After “remember in November” turned out to be basically a hollow threat, Gov. Matt Bevin recently felt comfortable enough to take another swipe at teachers and the Kentucky Education Association.
Our governor said the KEA, which he calls a union but technically is not under Kentucky law, “suffocates” good teachers and uses its membership dues “to maintain power for a handful.”
His rant continued: “... Breaking the backs of the teachers’ union in this state as the controlling interest in Frankfort is going to be one of the best things that ever happened for Kentucky.”
Bevin also told his audience of county officials that the teachers’ unions “use teachers’ dues to undermine what’s best for this state … at the expense of the students and their parents.”
The governor had kept his feud with teachers and the KEA on a lower profile until after the general election because of threats by education leaders to punish the Republican-dominated General Assembly at the polls, perhaps even flipping the House back to Democratic control.
However, that didn’t happen, although the GOP majority decreased slightly in the lower chamber, it improved in the Senate.
When results were tabulated, the Republicans maintained their super majority in
both chambers and could pass a bill and the budget in the 2019 session without a single Democratic vote.
Bevin’s fight with teachers began during the 2018 session when he encouraged the General Assembly to make changes in the pension systems for public employees.

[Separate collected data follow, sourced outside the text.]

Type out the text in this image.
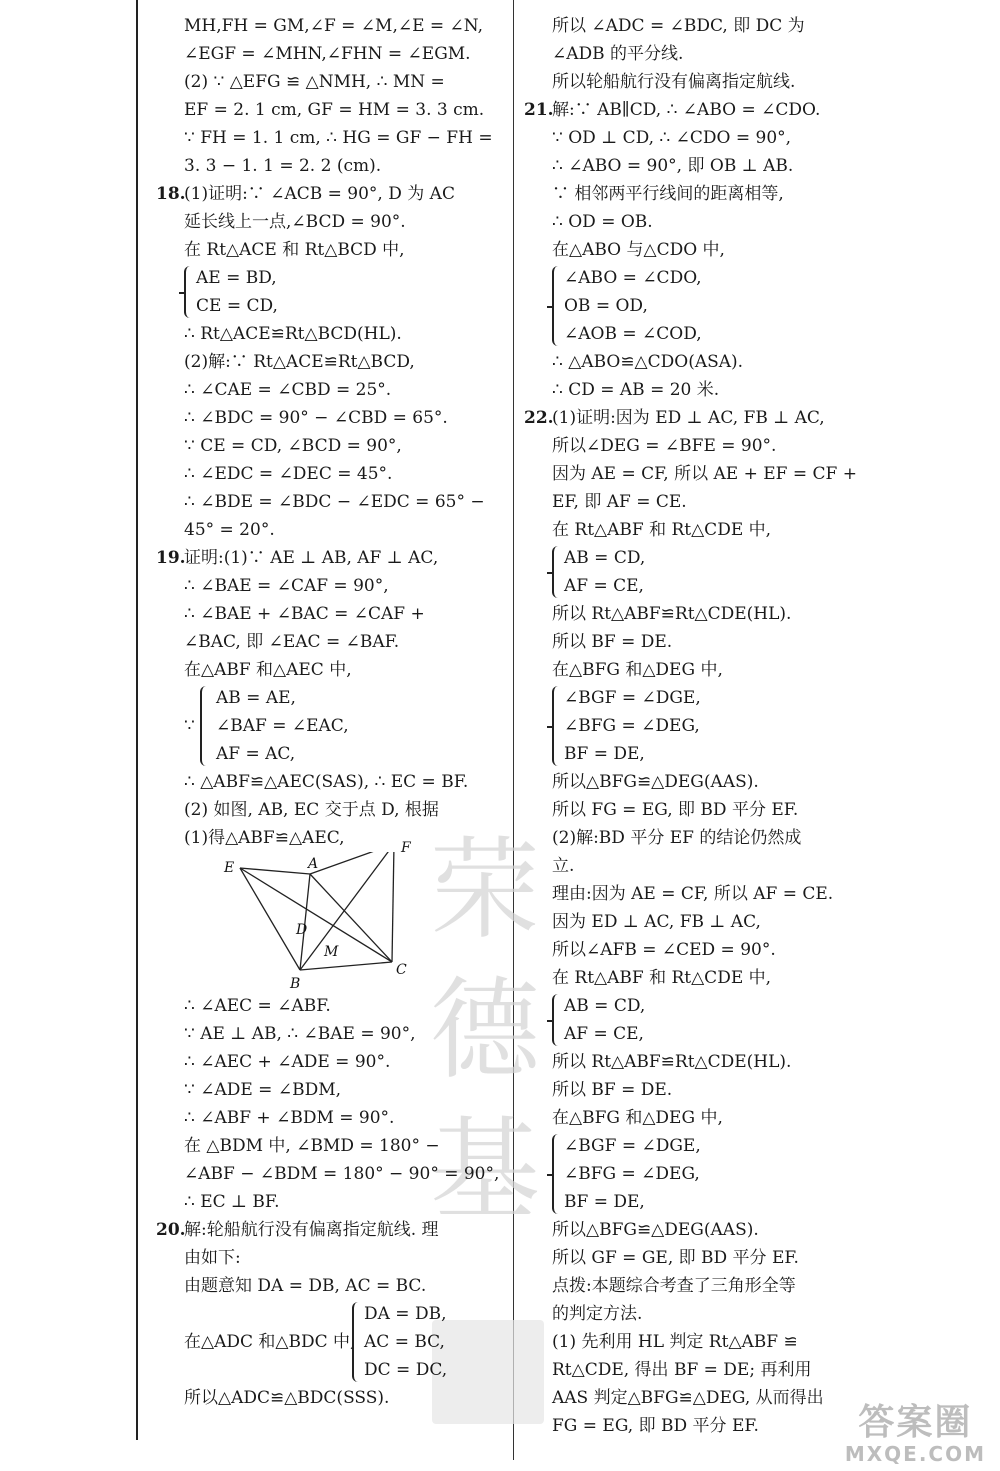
荣德基
MH,FH = GM,∠F = ∠M,∠E = ∠N,
∠EGF = ∠MHN,∠FHN = ∠EGM.
(2) ∵ △EFG ≌ △NMH, ∴ MN =
EF = 2. 1 cm, GF = HM = 3. 3 cm.
∵ FH = 1. 1 cm, ∴ HG = GF − FH =
3. 3 − 1. 1 = 2. 2 (cm).
18.(1)证明:∵ ∠ACB = 90°, D 为 AC
延长线上一点,∠BCD = 90°.
在 Rt△ACE 和 Rt△BCD 中,
AE = BD,
CE = CD,
∴ Rt△ACE≌Rt△BCD(HL).
(2)解:∵ Rt△ACE≌Rt△BCD,
∴ ∠CAE = ∠CBD = 25°.
∴ ∠BDC = 90° − ∠CBD = 65°.
∵ CE = CD, ∠BCD = 90°,
∴ ∠EDC = ∠DEC = 45°.
∴ ∠BDE = ∠BDC − ∠EDC = 65° −
45° = 20°.
19.证明:(1)∵ AE ⊥ AB, AF ⊥ AC,
∴ ∠BAE = ∠CAF = 90°,
∴ ∠BAE + ∠BAC = ∠CAF +
∠BAC, 即 ∠EAC = ∠BAF.
在△ABF 和△AEC 中,
∵
AB = AE,
∠BAF = ∠EAC,
AF = AC,
∴ △ABF≌△AEC(SAS), ∴ EC = BF.
(2) 如图, AB, EC 交于点 D, 根据
(1)得△ABF≌△AEC,
E	A
D
M
B
C
F
∴ ∠AEC = ∠ABF.
∵ AE ⊥ AB, ∴ ∠BAE = 90°,
∴ ∠AEC + ∠ADE = 90°.
∵ ∠ADE = ∠BDM,
∴ ∠ABF + ∠BDM = 90°.
在 △BDM 中, ∠BMD = 180° −
∠ABF − ∠BDM = 180° − 90° = 90°,
∴ EC ⊥ BF.
20.解:轮船航行没有偏离指定航线. 理
由如下:
由题意知 DA = DB, AC = BC.
在△ADC 和△BDC 中,
DA = DB,
AC = BC,
DC = DC,
所以△ADC≌△BDC(SSS).
所以 ∠ADC = ∠BDC, 即 DC 为
∠ADB 的平分线.
所以轮船航行没有偏离指定航线.
21.解:∵ AB∥CD, ∴ ∠ABO = ∠CDO.
∵ OD ⊥ CD, ∴ ∠CDO = 90°,
∴ ∠ABO = 90°, 即 OB ⊥ AB.
∵ 相邻两平行线间的距离相等,
∴ OD = OB.
在△ABO 与△CDO 中,
∠ABO = ∠CDO,
OB = OD,
∠AOB = ∠COD,
∴ △ABO≌△CDO(ASA).
∴ CD = AB = 20 米.
22.(1)证明:因为 ED ⊥ AC, FB ⊥ AC,
所以∠DEG = ∠BFE = 90°.
因为 AE = CF, 所以 AE + EF = CF +
EF, 即 AF = CE.
在 Rt△ABF 和 Rt△CDE 中,
AB = CD,
AF = CE,
所以 Rt△ABF≌Rt△CDE(HL).
所以 BF = DE.
在△BFG 和△DEG 中,
∠BGF = ∠DGE,
∠BFG = ∠DEG,
BF = DE,
所以△BFG≌△DEG(AAS).
所以 FG = EG, 即 BD 平分 EF.
(2)解:BD 平分 EF 的结论仍然成
立.
理由:因为 AE = CF, 所以 AF = CE.
因为 ED ⊥ AC, FB ⊥ AC,
所以∠AFB = ∠CED = 90°.
在 Rt△ABF 和 Rt△CDE 中,
AB = CD,
AF = CE,
所以 Rt△ABF≌Rt△CDE(HL).
所以 BF = DE.
在△BFG 和△DEG 中,
∠BGF = ∠DGE,
∠BFG = ∠DEG,
BF = DE,
所以△BFG≌△DEG(AAS).
所以 GF = GE, 即 BD 平分 EF.
点拨:本题综合考查了三角形全等
的判定方法.
(1) 先利用 HL 判定 Rt△ABF ≌
Rt△CDE, 得出 BF = DE; 再利用
AAS 判定△BFG≌△DEG, 从而得出
FG = EG, 即 BD 平分 EF.	答案圈
MXQE.COM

Thousands of teachers and other public workers flooded the Capitol during the session to protest the changes. A bill incorporating the changes was passed and signed by the governor but later ruled unconstitutional in the courts.
Bevin frequently touts the anti-union legislation he has supported, including passage of right-to-work and repeal of state prevailing wage.
We believe KEA President Stephanie Winkler was right as rain when she characterized Bevin’s latest tirade in this fashion: “Once again, the governor’s comments show his disdain and lack of respect for educators in Kentucky.”
In our view, the governor was correct when he predicted that the KEA would strongly oppose his reelection bid next year.
Based on Bevin’s historically low approval ratings this year, teachers won’t be alone in their fight against him.